La Fédération Sénégalaise de Judo et Disciplines Associées (FSJDA) est sortie de sa réserve pour répondre à la conférence de presse du collectif de clubs ayant dénoncé une gestion opaque et réclamé une assemblée générale élective. Dans un communiqué ferme, l’instance rejette les accusations et réaffirme la légalité de son fonctionnement.

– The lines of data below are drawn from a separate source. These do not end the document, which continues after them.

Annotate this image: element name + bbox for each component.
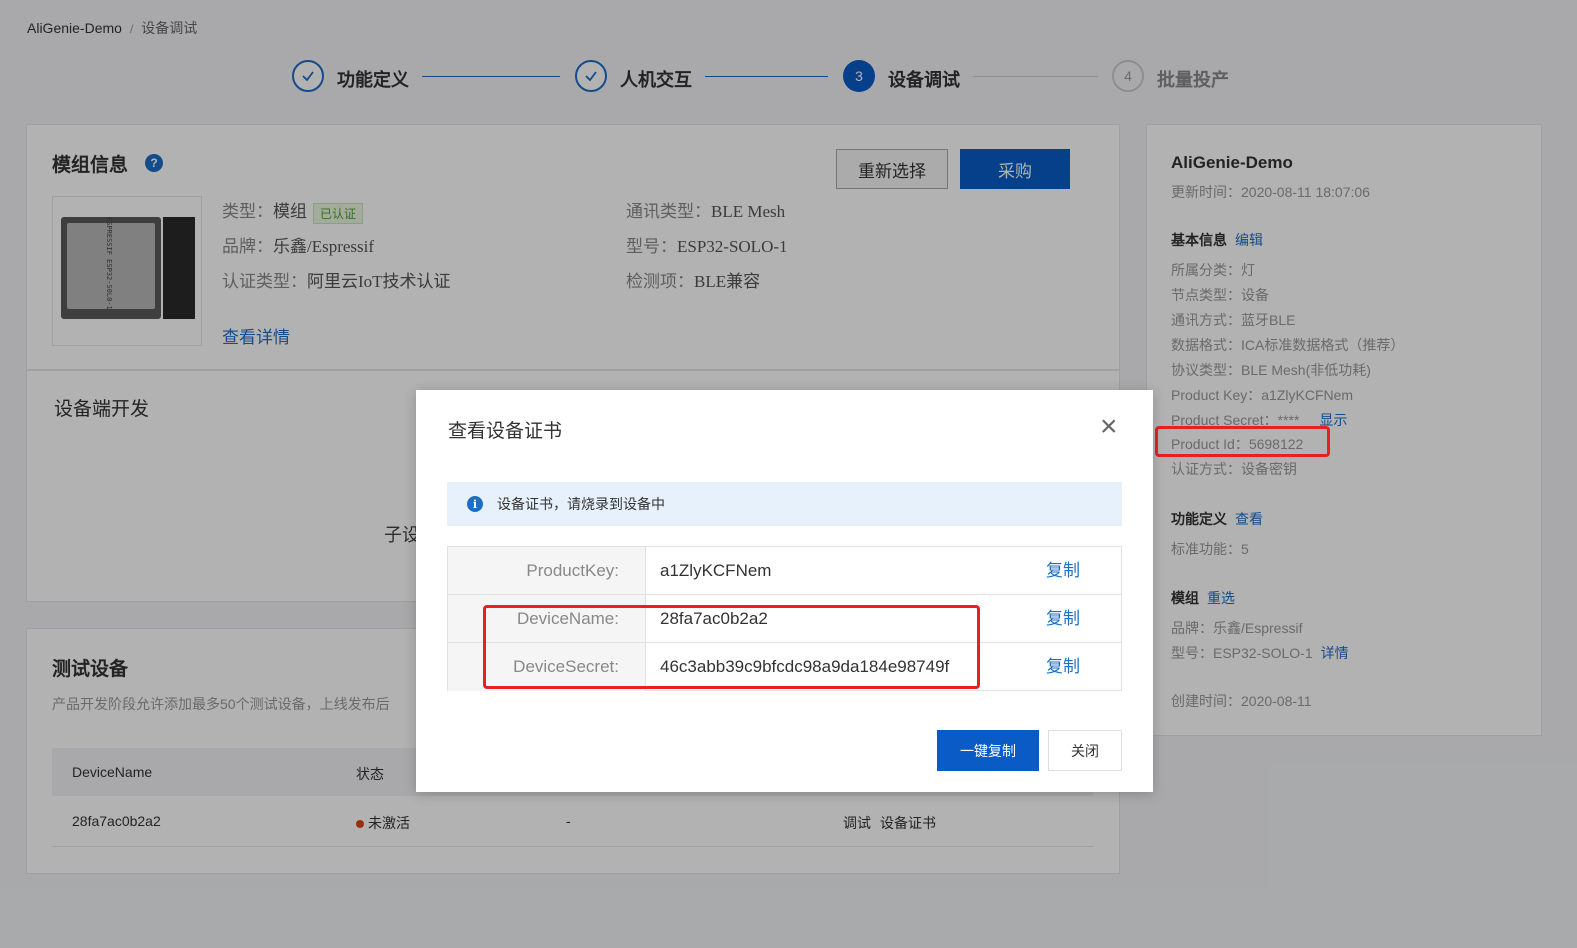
cred-value: a1ZlyKCFNem xyxy=(660,561,772,580)
copy-device-secret-button[interactable]: 复制 xyxy=(1046,643,1080,690)
cred-row-product-key: ProductKey: a1ZlyKCFNem 复制 xyxy=(448,547,1121,595)
product-id-highlight xyxy=(1155,426,1330,457)
info-icon: i xyxy=(467,496,483,512)
modal-title: 查看设备证书 xyxy=(448,421,563,442)
info-alert: i 设备证书，请烧录到设备中 xyxy=(447,482,1122,526)
device-cert-modal: 查看设备证书 × i 设备证书，请烧录到设备中 ProductKey: a1Zl… xyxy=(416,390,1153,792)
cred-key: ProductKey: xyxy=(448,547,646,594)
copy-device-name-button[interactable]: 复制 xyxy=(1046,595,1080,642)
copy-all-button[interactable]: 一键复制 xyxy=(937,730,1039,771)
copy-product-key-button[interactable]: 复制 xyxy=(1046,547,1080,594)
credentials-highlight xyxy=(483,605,980,689)
alert-text: 设备证书，请烧录到设备中 xyxy=(497,496,665,512)
close-icon[interactable]: × xyxy=(1100,412,1118,442)
modal-close-button[interactable]: 关闭 xyxy=(1048,730,1122,771)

La Fédération Sénégalaise de Judo et Disciplines Associées a apporté sa réplique. Quelques jours après la sortie médiatique d’un groupe de clubs se présentant comme majoritaire, l’instance dirigeante du judo sénégalais conteste vigoureusement les accusations portées contre elle. Dans un communiqué qui nous est parvenu, intitulé « déclaration de la fédération sénégalaise de judo et disciplines associées relative à l’agitation de certains responsables de clubs » elle donne sa version sur plusieurs points évoqués.
Une crise relativisée
Dans son communiqué, la FSJDA qualifie ces initiatives de « sans fondement statutaire, sans légitimité représentative et sans effet juridique ». Elle estime que les revendications émanent d’une minorité et ne reflètent pas la réalité des près de quatre-vingts clubs affiliés.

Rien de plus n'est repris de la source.